ROANOKE TIMES

                         Roanoke Times
                 Copyright (c) 1995, Landmark Communications, Inc.

DATE: FRIDAY, October 20, 1995                   TAG: 9510200049
SECTION: VIRGINIA                    PAGE: VIRGINIA   EDITION: METRO 
SOURCE: LAURENCE HAMMACK STAFF WRITER
DATELINE:                                 LENGTH: Medium


TRICKERY ALLEGED IN SLAYING CONFESSION

A SUSPECT in the slaying of a Roanoke woman says he refused to talk to police - and his statements should be thrown out.

A drifter's confession that he beat a Roanoke woman to death during a three-state crime spree should not be used against him in court because police "tricked" him into talking, his lawyer argued Thursday.

Paul D. Thompson initially refused to talk about the death of Virgie Green - who was struck in the head with a blunt instrument and stuffed in the trunk of a car behind her Old Southwest home - when police approached him in November as he was being held in Texas on unrelated charges.

"I said no, get the hell out of my face," Thompson testified Thursday in Roanoke Circuit Court.

Although Thompson, 26, ended up confessing to killing both Green and an elderly man in West Virginia in later statements to police, defense attorney Jonathan Apgar argued that those statements should be thrown out.

Once someone invokes his constitutional right not to talk to police, he said, authorities are not allowed to reinitiate contact with the suspect. A Florida detective did just that, Apgar said, when he questioned Thompson a second time while taking his photograph for a line-up.

"I think Mr. Thompson was tricked into talking about it, and once so tricked continued to do so because he thought the damage had already been done," Apgar told Judge Clifford Weckstein.

Weckstein delayed a decision on the motion, giving lawyers 14 days to file written arguments.

Assistant Commonwealth's Attorney Greg Phillips defended the manner in which police obtained the confessions, arguing that Thompson's prior arrests made him intimately familiar with the interrogation process, and that he willfully waived his rights and made a legal statement.

"We don't have a case where Paul Thompson was beaten with a rubber hose," Phillips said.

According to testimony, Thompson made several statements - to Roanoke Detective Neil Tolrud about Green's death last October, and to Florida detective Paul Martin about the attempted murder of a man near Tampa several days later. Thompson has since been convicted of the Florida crime and faces a murder charge in West Virginia.

The only details about Green's killing released Thursday came in a brief written statement introduced as evidence.

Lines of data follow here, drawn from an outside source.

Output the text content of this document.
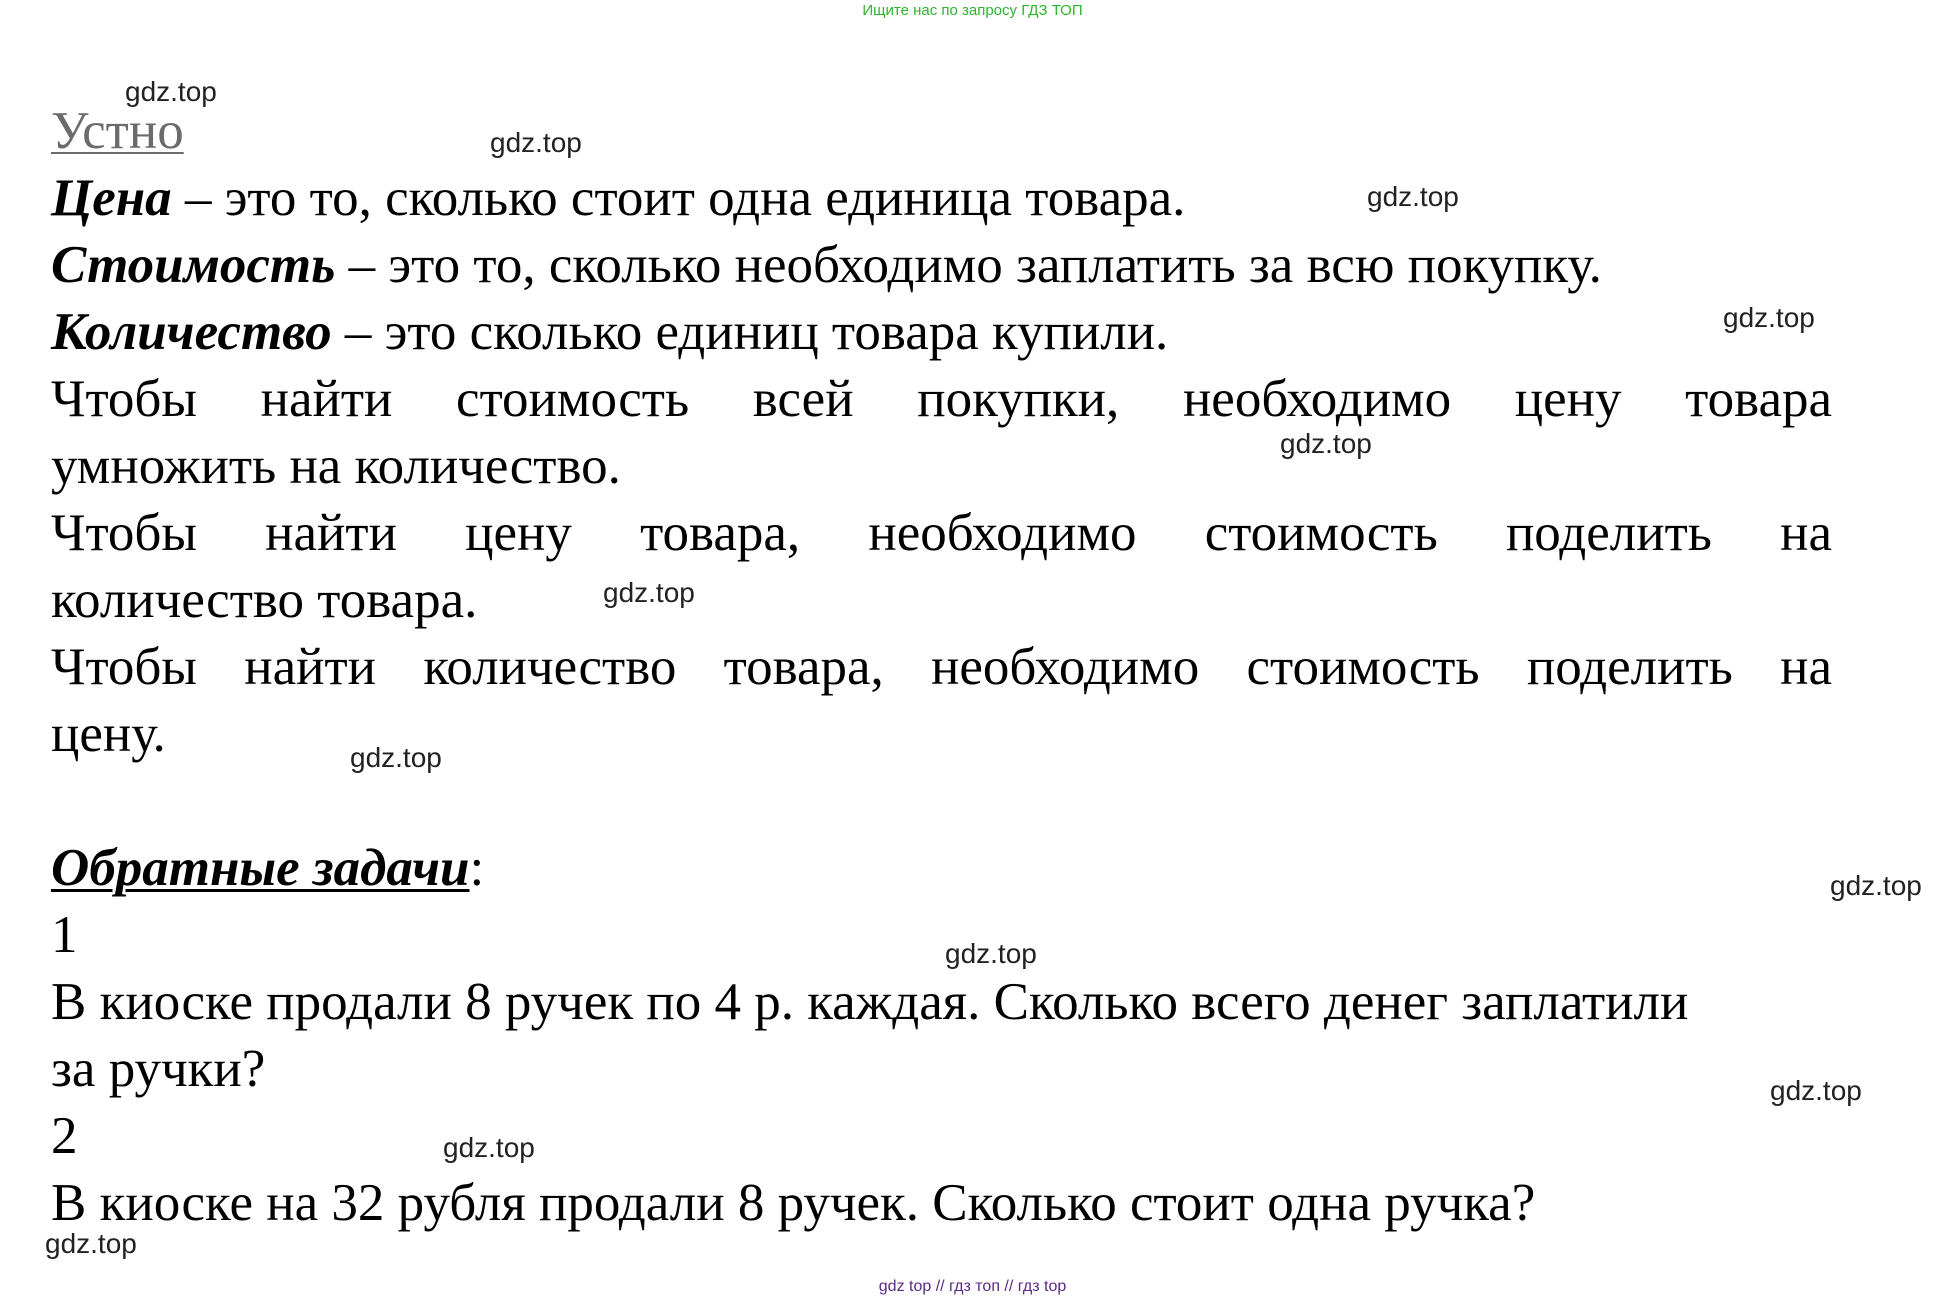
Ищите нас по запросу ГДЗ ТОП
Устно
Цена – это то, сколько стоит одна единица товара.
Стоимость – это то, сколько необходимо заплатить за всю покупку.
Количество – это сколько единиц товара купили.
Чтобы найти стоимость всей покупки, необходимо цену товара
умножить на количество.
Чтобы найти цену товара, необходимо стоимость поделить на
количество товара.
Чтобы найти количество товара, необходимо стоимость поделить на
цену.
Обратные задачи:
1
В киоске продали 8 ручек по 4 р. каждая. Сколько всего денег заплатили
за ручки?
2
В киоске на 32 рубля продали 8 ручек. Сколько стоит одна ручка?
gdz.top
gdz.top
gdz.top
gdz.top
gdz.top
gdz.top
gdz.top
gdz.top
gdz.top
gdz.top
gdz.top
gdz.top
gdz top // гдз топ // гдз top
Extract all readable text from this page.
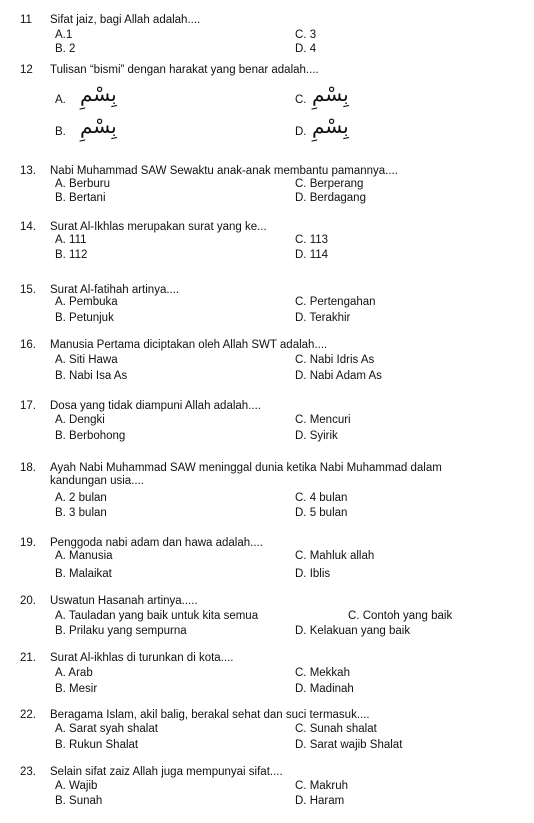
11 Sifat jaiz, bagi Allah adalah....
A.1
B. 2
C. 3
D. 4
12 Tulisan “bismi” dengan harakat yang benar adalah....
A. بِسْمِ
B. بِسْمِ
C. بِسْمِ
D. بِسْمِ
13. Nabi Muhammad SAW Sewaktu anak-anak membantu pamannya....
A. Berburu
B. Bertani
C. Berperang
D. Berdagang
14. Surat Al-Ikhlas merupakan surat yang ke...
A. 111
B. 112
C. 113
D. 114
15. Surat Al-fatihah artinya....
A. Pembuka
B. Petunjuk
C. Pertengahan
D. Terakhir
16. Manusia Pertama diciptakan oleh Allah SWT adalah....
A. Siti Hawa
B. Nabi Isa As
C. Nabi Idris As
D. Nabi Adam As
17. Dosa yang tidak diampuni Allah adalah....
A. Dengki
B. Berbohong
C. Mencuri
D. Syirik
18. Ayah Nabi Muhammad SAW meninggal dunia ketika Nabi Muhammad dalam
kandungan usia....
A. 2 bulan
B. 3 bulan
C. 4 bulan
D. 5 bulan
19. Penggoda nabi adam dan hawa adalah....
A. Manusia
B. Malaikat
C. Mahluk allah
D. Iblis
20. Uswatun Hasanah artinya.....
A. Tauladan yang baik untuk kita semua
B. Prilaku yang sempurna
C. Contoh yang baik
D. Kelakuan yang baik
21. Surat Al-ikhlas di turunkan di kota....
A. Arab
B. Mesir
C. Mekkah
D. Madinah
22. Beragama Islam, akil balig, berakal sehat dan suci termasuk....
A. Sarat syah shalat
B. Rukun Shalat
C. Sunah shalat
D. Sarat wajib Shalat
23. Selain sifat zaiz Allah juga mempunyai sifat....
A. Wajib
B. Sunah
C. Makruh
D. Haram
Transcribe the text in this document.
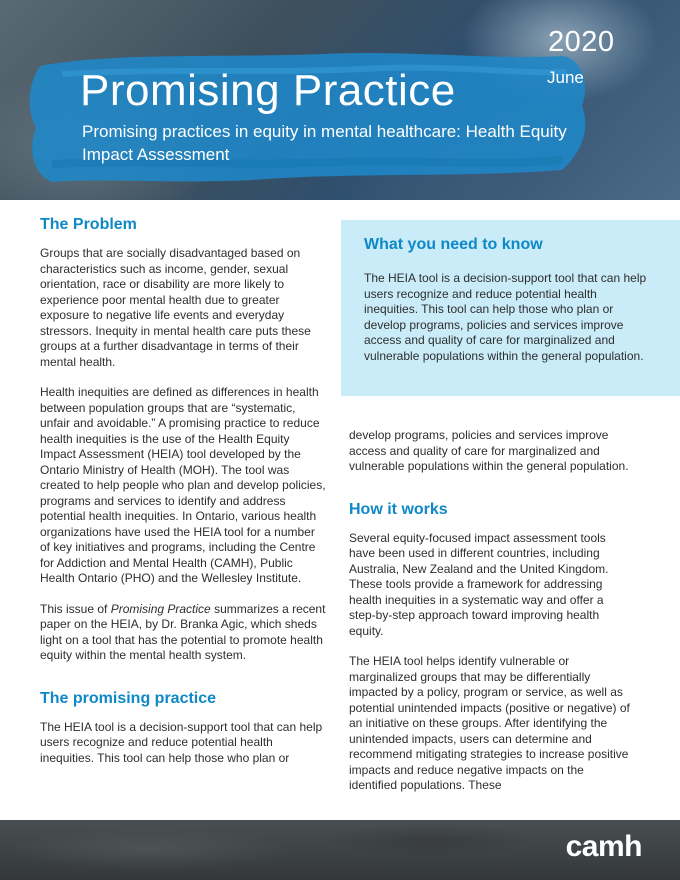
2020
June
Promising Practice
Promising practices in equity in mental healthcare: Health Equity Impact Assessment
The Problem

Groups that are socially disadvantaged based on characteristics such as income, gender, sexual orientation, race or disability are more likely to experience poor mental health due to greater exposure to negative life events and everyday stressors. Inequity in mental health care puts these groups at a further disadvantage in terms of their mental health.

Health inequities are defined as differences in health between population groups that are “systematic, unfair and avoidable.” A promising practice to reduce health inequities is the use of the Health Equity Impact Assessment (HEIA) tool developed by the Ontario Ministry of Health (MOH). The tool was created to help people who plan and develop policies, programs and services to identify and address potential health inequities. In Ontario, various health organizations have used the HEIA tool for a number of key initiatives and programs, including the Centre for Addiction and Mental Health (CAMH), Public Health Ontario (PHO) and the Wellesley Institute.

This issue of Promising Practice summarizes a recent paper on the HEIA, by Dr. Branka Agic, which sheds light on a tool that has the potential to promote health equity within the mental health system.

The promising practice

The HEIA tool is a decision-support tool that can help users recognize and reduce potential health inequities. This tool can help those who plan or

What you need to know

The HEIA tool is a decision-support tool that can help users recognize and reduce potential health inequities. This tool can help those who plan or develop programs, policies and services improve access and quality of care for marginalized and vulnerable populations within the general population.

develop programs, policies and services improve access and quality of care for marginalized and vulnerable populations within the general population.

How it works

Several equity-focused impact assessment tools have been used in different countries, including Australia, New Zealand and the United Kingdom. These tools provide a framework for addressing health inequities in a systematic way and offer a step-by-step approach toward improving health equity.

The HEIA tool helps identify vulnerable or marginalized groups that may be differentially impacted by a policy, program or service, as well as potential unintended impacts (positive or negative) of an initiative on these groups. After identifying the unintended impacts, users can determine and recommend mitigating strategies to increase positive impacts and reduce negative impacts on the identified populations. These

camh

"I hit her with a piece of steel wrapped in a wash cloth," Thompson said in the signed statement. "I hit her in the back of the neck, then hit her about 10 more times."

"I wrapped her head in two trash bags and her body in a blue and brown blanket. We put her body in the trunk of a blue car."

Thompson's traveling companion and former cellmate in a West Virginia prison, 28-year-old David McKeone, has already been convicted of murder and sentenced to life in prison for his role in the killing.

At a trial in June, McKeone testified that Green, 44, befriended them and invited them to stay at her Woods Avenue home. But after becoming concerned that Green would report them to police, Thompson hit her in the head as she sat playing cards in her home, according to McKeone's testimony.

Thompson, who faces the death penalty if convicted of killing and robbing Green, is scheduled for trial in December.